Comments for authors

This paper reveals the connection between the password guessing and data compression, providing fresh insights into the security of human passwords in real-world situations. The authors noticed that password guessing has been studied in the fields of cybersecurity and information theory but with little cross-pollination. They thus formulate the password guessing process using a compression coding model. The models reframes the task of password guessing as the construction of a strategy for determining the order of guesses. Their proposed CompGuess approach applied with adaptive arithmetic coding effectively tackles the challenge of synthesizing multiple guessing methods within the compression process of guessing, revealing the security of passwords in real-world scenarios.

Strengths
---------
1. **Problem formulation**. This study offers valuable insights by formulating the password guessing process as a data compression problem, providing an innovative perspective to better understand the guessability of passwords.

2. **Attack models**. The paper defines the password probability space model, attack model and relevant metrics for the compression coding model in the context of the information theory. The definitions of the three hierarchical attackers and the quantification of the two gaps can serve as basis in the problem formulation for future work in this area.

3. **Validations**. The unification of password guessing and coding theory is supported by concrete theoretical derivations and experimental validations.

4. **Real-world scenarios**. The paper considers real-world scenarios of password guessing attack, including the state-of-the-art guessing methods and multiple guessing scenarios (e.g., online guessing (without targeted information), targeted online guessing, and offline guessing).

Weaknesses
----------
1. More attention is needed on the inspiration and practical deployment of this work aimed at maintaining and enhancing password security.
2. Writing needs significant improvement.

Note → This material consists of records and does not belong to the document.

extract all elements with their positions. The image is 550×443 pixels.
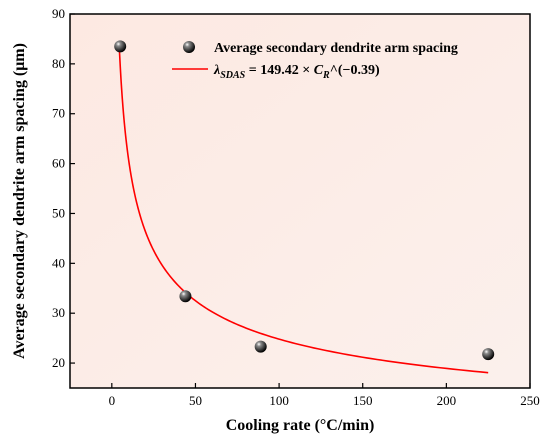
legend-marker-scatter <box>183 41 195 53</box>
y-tick-label: 40 <box>52 255 65 270</box>
y-axis: 20 30 40 50 60 70 80 90 <box>52 6 75 370</box>
y-tick-label: 50 <box>52 205 65 220</box>
scatter-series <box>114 40 495 361</box>
data-point <box>254 340 267 353</box>
x-tick-label: 250 <box>520 393 540 408</box>
fit-curve <box>118 51 489 374</box>
fit-lambda: λ <box>213 63 220 78</box>
x-tick-label: 100 <box>269 393 289 408</box>
legend: Average secondary dendrite arm spacing λ… <box>172 41 458 81</box>
data-point <box>114 40 127 53</box>
y-axis-title: Average secondary dendrite arm spacing (… <box>11 43 28 359</box>
fit-mid: = 149.42 × <box>245 63 313 78</box>
y-tick-label: 80 <box>52 56 65 71</box>
x-axis: 0 50 100 150 200 250 <box>109 383 540 408</box>
y-tick-label: 30 <box>52 305 65 320</box>
x-tick-label: 150 <box>353 393 373 408</box>
legend-label-fit: λSDAS = 149.42 × CR^(−0.39) <box>213 63 380 81</box>
x-axis-title: Cooling rate (°C/min) <box>226 417 375 434</box>
y-tick-label: 20 <box>52 355 65 370</box>
y-tick-label: 70 <box>52 106 65 121</box>
x-tick-label: 50 <box>189 393 202 408</box>
data-point <box>482 348 495 361</box>
data-point <box>179 290 192 303</box>
plot-area <box>70 14 530 388</box>
plot-frame <box>69 13 531 389</box>
y-tick-label: 90 <box>52 6 65 21</box>
fit-lambda-sub: SDAS <box>220 70 245 81</box>
fit-c: C <box>314 63 324 78</box>
x-tick-label: 0 <box>109 393 116 408</box>
fit-tail: ^(−0.39) <box>330 63 380 78</box>
x-tick-label: 200 <box>437 393 457 408</box>
fit-c-sub: R <box>322 70 330 81</box>
y-tick-label: 60 <box>52 156 65 171</box>
legend-label-scatter: Average secondary dendrite arm spacing <box>214 41 458 56</box>
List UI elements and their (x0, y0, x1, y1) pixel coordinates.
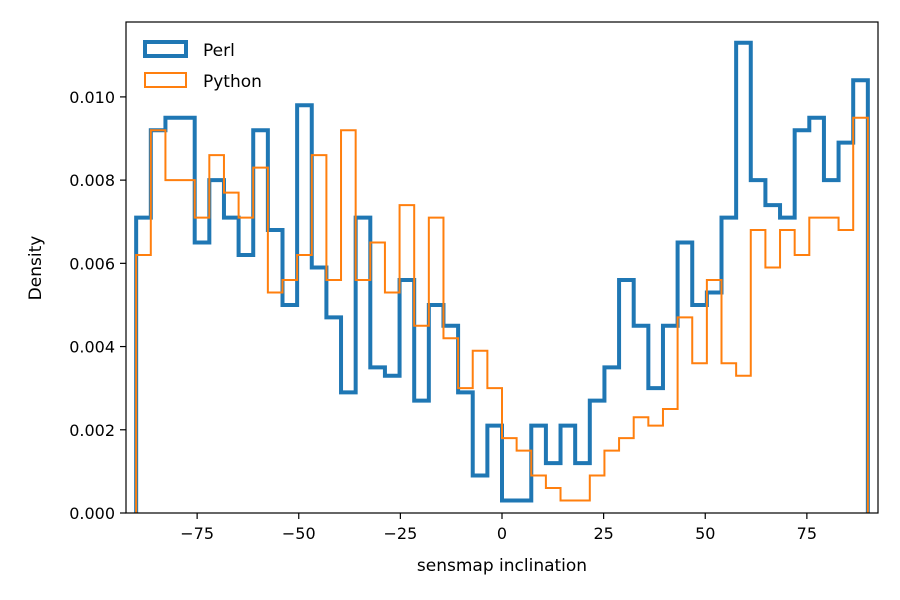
histogram-series-perl (134, 40, 870, 513)
y-tick-label: 0.002 (69, 421, 115, 440)
x-tick-label: −50 (282, 524, 316, 543)
y-tick-label: 0.000 (69, 504, 115, 523)
y-tick-label: 0.006 (69, 254, 115, 273)
x-tick-label: −25 (383, 524, 417, 543)
y-tick-label: 0.010 (69, 88, 115, 107)
x-axis: −75 −50 −25 0 25 50 75 (180, 513, 817, 543)
series-layer (134, 40, 870, 513)
x-tick-label: −75 (180, 524, 214, 543)
legend-swatch-perl (143, 40, 188, 58)
histogram-series-python (135, 116, 869, 513)
y-tick-label: 0.008 (69, 171, 115, 190)
y-tick-label: 0.004 (69, 338, 115, 357)
x-tick-label: 75 (797, 524, 817, 543)
legend-label-perl: Perl (203, 41, 235, 61)
legend-label-python: Python (203, 72, 262, 92)
y-axis-label: Density (26, 236, 46, 301)
legend: Perl Python (143, 40, 262, 92)
x-tick-label: 50 (695, 524, 715, 543)
x-tick-label: 25 (593, 524, 613, 543)
x-tick-label: 0 (497, 524, 507, 543)
x-axis-label: sensmap inclination (417, 556, 587, 576)
y-axis: 0.000 0.002 0.004 0.006 0.008 0.010 (69, 88, 126, 523)
legend-swatch-python (144, 72, 187, 88)
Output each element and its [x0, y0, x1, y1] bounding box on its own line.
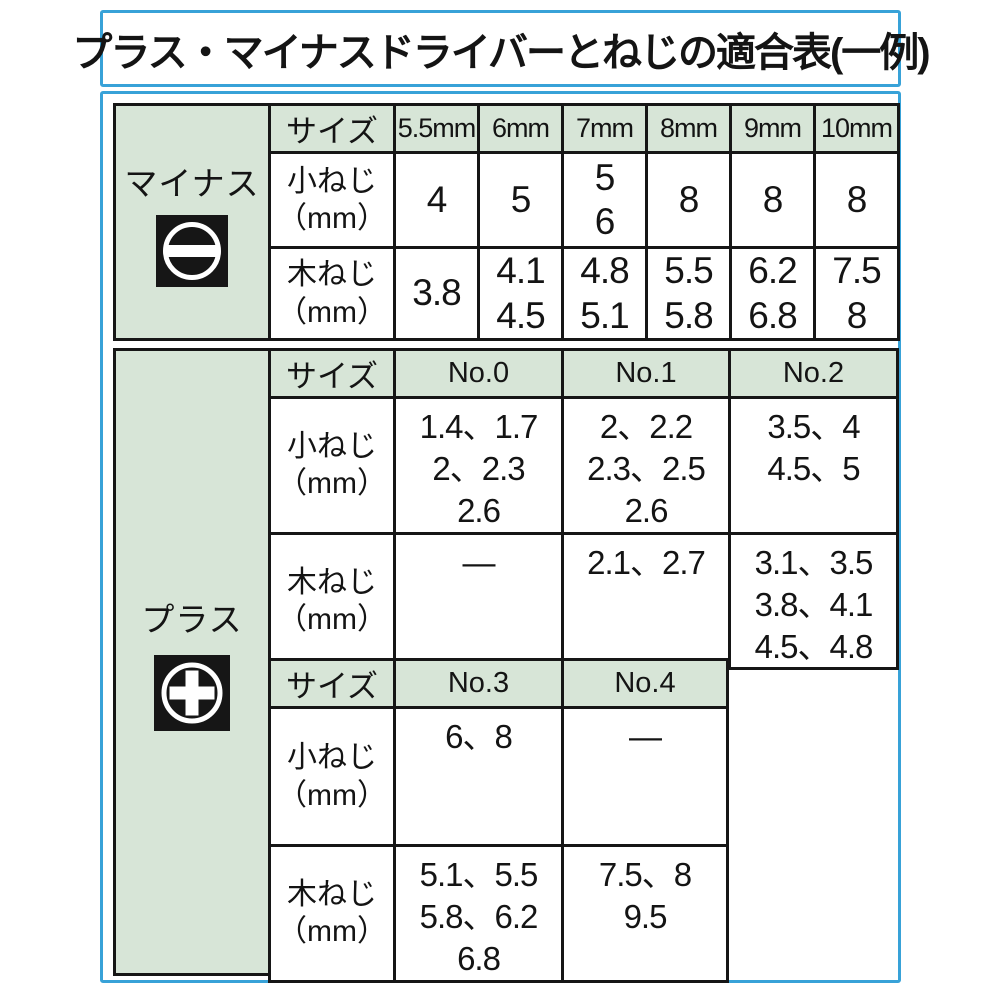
- column-header: No.0: [393, 348, 564, 399]
- title-box: プラス・マイナスドライバーとねじの適合表(一例): [72, 10, 931, 87]
- column-header: No.3: [393, 658, 564, 709]
- table-cell: 2、2.2 2.3、2.5 2.6: [561, 396, 731, 535]
- plus-driver-table-no3-no4: サイズ No.3 No.4 小ねじ （mm） 6、8 — 木ねじ （mm） 5.…: [268, 658, 729, 983]
- column-header: 7mm: [561, 103, 648, 154]
- column-header: 8mm: [645, 103, 732, 154]
- table-cell: 2.1、2.7: [561, 531, 731, 671]
- column-header: No.4: [561, 658, 729, 709]
- minus-screwdriver-icon: [156, 215, 228, 287]
- table-cell: 3.8: [393, 246, 480, 341]
- page-title: プラス・マイナスドライバーとねじの適合表(一例): [72, 30, 930, 75]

Detailed comments for authors
-----------------------------
This paper investigates the issue of password guessing using techniques from information theory. It provides valuable insights and its problem modeling and formulation have practical implications for the password research community. Below, I provide a detailed review of various aspects of this paper, along with my comments and suggestions for the authors to consider.

**Evaluation**

The evaluation metrics used in this work for different password guessing scenarios are reasonable, but further explanations are needed. It is noted that offline guessing involves evaluation metrics related to the hash cost, while online guessing considers the number of successful guesses under a fixed number of attempts. It is recommended to provide additional explanations to address the differences between these two scenarios.

**Security insights.** 

1. The authors address the concern of password resistance to guessing attacks in real-world scenarios. However, the paper lacks specific recommendations for improving password security. While Appendix D mentions a method for measuring password guessability, it does not provide clear explanations regarding the regarding the implementation procedures, such as whether the method should be applied on the client-side or server-side，concerns on potential user privacy disclosures.

2. The paper seems to fall short in predicting the guess number for a password, particularly for a large guess number, similar to the Monte Carlo method. Can this work propose improvements to the Monte Carlo method in the context of multiple guessing methods?

"Monte Carlo Strength Evaluation：Fast and Reliable Password Checking", CCS '15.

**Presentation**

The paper's presentation needs improvement. Its overall organization is commendable, but its flow is not very smooth. The same piece of information is distributed into multiple paragraphs and even sections sometimes. It is recommended to consolidate the evaluation metrics for different password guessing scenarios into a single table for better clarity.

In a nutshell, I suggest a "weak accept" to this paper.